Postagem para promover liderança do Brasil no Brics exibe regiões ucranianas em disputa sob as cores da bandeira da Rússia
Uma publicação feita neste domingo (7) pelo perfil oficial do governo federal brasileiro (@GovBr) nas redes sociais causou controvérsia internacional ao exibir, em um vídeo promocional da Cúpula do Brics, territórios ucranianos ocupados pela Rússia como se já estivessem integrados ao país de Vladimir Putin.
A peça audiovisual, que busca destacar a participação e a liderança do Brasil no bloco formado por Brasil, Rússia, Índia, China e África do Sul — além dos novos integrantes, como Irã, Egito e Etiópia —, apresenta um mapa com as regiões do leste e do sul da Ucrânia pintadas com as cores da bandeira russa (vermelho, azul e branco). As áreas destacadas incluem Donetsk, Luhansk e as redondezas de Kharkiv — esta última nunca capturada pelas tropas russas, apesar dos bombardeios intensos desde 2022.
A representação gerou reações imediatas nas redes sociais e levantou questionamentos sobre o posicionamento do governo brasileiro em relação à guerra na Ucrânia. Para críticos, a escolha da imagem poderia ser interpretada como um endosso tácito à tentativa de anexação das regiões ucranianas pela Rússia.
“Trata-se de um grave erro diplomático ou de um gesto político velado”, criticou um analista internacional ouvido pela CNN. “Um vídeo institucional de governo deve ser cuidadosamente revisado, especialmente quando envolve zonas de conflito ativas.”
Kharkiv nunca foi conquistada
A cidade de Kharkiv, ao norte da Ucrânia, permanece sob controle ucraniano desde o início da guerra.
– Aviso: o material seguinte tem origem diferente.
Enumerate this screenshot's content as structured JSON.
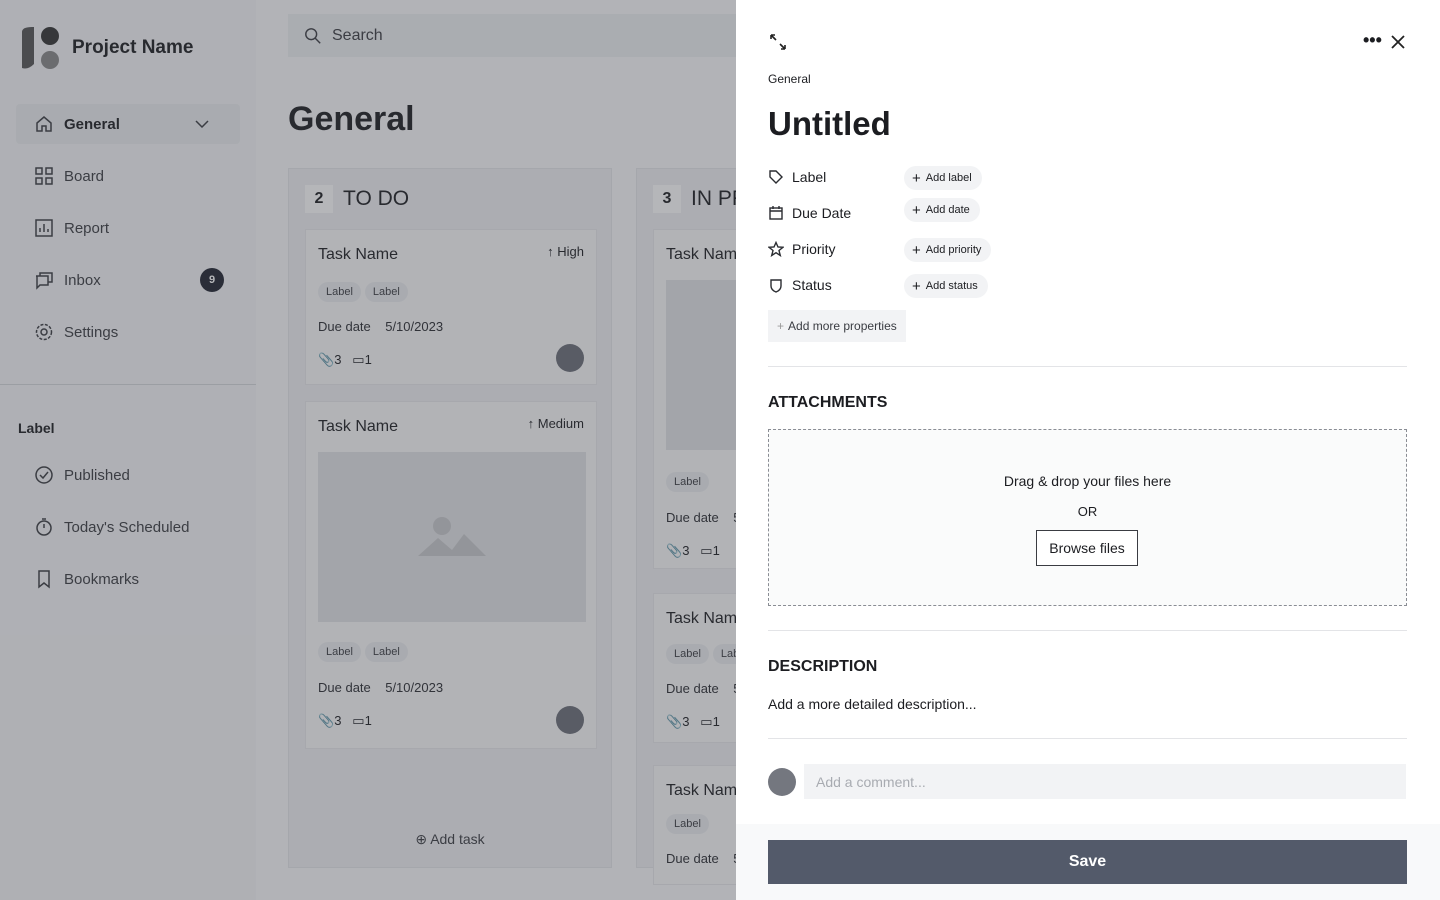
{
  "sidebar": {
    "project_name": "Project Name",
    "nav": [
      {
        "label": "General",
        "icon": "home-icon"
      },
      {
        "label": "Board",
        "icon": "grid-icon"
      },
      {
        "label": "Report",
        "icon": "chart-icon"
      },
      {
        "label": "Inbox",
        "icon": "inbox-icon",
        "badge": "9"
      },
      {
        "label": "Settings",
        "icon": "gear-icon"
      }
    ],
    "section_title": "Label",
    "labels": [
      {
        "label": "Published",
        "icon": "check-circle-icon"
      },
      {
        "label": "Today's Scheduled",
        "icon": "timer-icon"
      },
      {
        "label": "Bookmarks",
        "icon": "bookmark-icon"
      }
    ]
  },
  "search": {
    "placeholder": "Search"
  },
  "main": {
    "title": "General",
    "columns": [
      {
        "count": "2",
        "title": "TO DO",
        "add_task": "Add task",
        "cards": [
          {
            "name": "Task Name",
            "priority": "High",
            "labels": [
              "Label",
              "Label"
            ],
            "due_label": "Due date",
            "due": "5/10/2023",
            "attachments": "3",
            "comments": "1"
          },
          {
            "name": "Task Name",
            "priority": "Medium",
            "labels": [
              "Label",
              "Label"
            ],
            "due_label": "Due date",
            "due": "5/10/2023",
            "attachments": "3",
            "comments": "1"
          }
        ]
      },
      {
        "count": "3",
        "title": "IN PR",
        "cards": [
          {
            "name": "Task Name",
            "labels": [
              "Label"
            ],
            "due_label": "Due date",
            "due": "5/",
            "attachments": "3",
            "comments": "1"
          },
          {
            "name": "Task Name",
            "labels": [
              "Label",
              "Lab"
            ],
            "due_label": "Due date",
            "due": "5/",
            "attachments": "3",
            "comments": "1"
          },
          {
            "name": "Task Name",
            "labels": [
              "Label"
            ],
            "due_label": "Due date",
            "due": "5/"
          }
        ]
      }
    ]
  },
  "panel": {
    "breadcrumb": "General",
    "title": "Untitled",
    "properties": [
      {
        "label": "Label",
        "action": "Add label",
        "icon": "tag-icon"
      },
      {
        "label": "Due Date",
        "action": "Add date",
        "icon": "calendar-icon"
      },
      {
        "label": "Priority",
        "action": "Add priority",
        "icon": "star-icon"
      },
      {
        "label": "Status",
        "action": "Add status",
        "icon": "shield-icon"
      }
    ],
    "add_more": "Add more properties",
    "attachments_title": "ATTACHMENTS",
    "drop_text": "Drag & drop your files here",
    "or": "OR",
    "browse": "Browse files",
    "description_title": "DESCRIPTION",
    "description_placeholder": "Add a more detailed description...",
    "comment_placeholder": "Add a comment...",
    "save": "Save"
  }
}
Embora as Forças Armadas russas tenham tentado diversas ofensivas para tomá-la, inclusive com avanços pelo norte e nordeste, a resistência ucraniana manteve o domínio da segunda maior cidade do país.
Silêncio do Itamaraty e da Secom
Até o momento, nem o Ministério das Relações Exteriores (Itamaraty) nem a Secretaria de Comunicação Social da Presidência (Secom) se manifestaram sobre o vídeo. A CNN informou ter procurado ambos os órgãos e aguarda resposta oficial.
A publicação reacende o debate sobre a política externa brasileira em relação ao conflito no Leste Europeu. Desde o início da guerra, o presidente Luiz Inácio Lula da Silva (PT) vem buscando se colocar como uma voz de equilíbrio, propondo a construção de uma mesa de negociação entre os países envolvidos. No entanto, sua postura crítica a Volodymyr Zelensky e as falas dúbias sobre as responsabilidades da guerra já haviam provocado desconforto em Kiev e nos países da OTAN.
Postura ambígua e tensão com Zelensky
A relação entre Lula e o presidente ucraniano foi abalada logo nos primeiros meses do atual mandato do petista, após um encontro frustrado em uma reunião internacional, em que ambos divergiram sobre o papel do Brasil no conflito. Desde então, Lula adotou um tom mais próximo do discurso de “não alinhamento”, mas frequentemente foi acusado de se inclinar a favor da Rússia.
Durante a Cúpula do Brics, o presidente brasileiro voltou a defender a “pacificação” entre os países, mas não citou diretamente a integridade territorial da Ucrânia, algo considerado crucial pela diplomacia ocidental para qualquer plano de paz viável. Em junho deste ano, ao ser questionado sobre as exigências russas, Lula afirmou que “na guerra, nem sempre acontece o que a gente quer” — frase que também foi interpretada como um aceno ao Kremlin.
Críticas e impacto diplomático
Especialistas alertam que a exibição de mapas com regiões em disputa marcadas com as cores de um país ocupante pode comprometer a imagem do Brasil como agente de mediação neutro. Além disso, reforça percepções de que o governo brasileiro tem dificuldades em se alinhar com valores internacionais claros, como a defesa da soberania e das fronteiras reconhecidas pela ONU.
A crise gerada pelo vídeo se soma a outras polêmicas envolvendo a comunicação institucional do governo, que tem sido alvo de críticas tanto por falhas técnicas quanto por mensagens mal interpretadas em temas sensíveis.
Enquanto isso, os soldados russos continuam pressionando as fronteiras de Kharkiv, sem sucesso até agora, e o mapa do vídeo do @GovBr permanece publicado, sem qualquer retratação pública.
Resta saber se o governo brasileiro corrigirá a postagem ou manterá o conteúdo, correndo o risco de tensionar ainda mais sua posição no xadrez diplomático da guerra que já dura mais de três anos.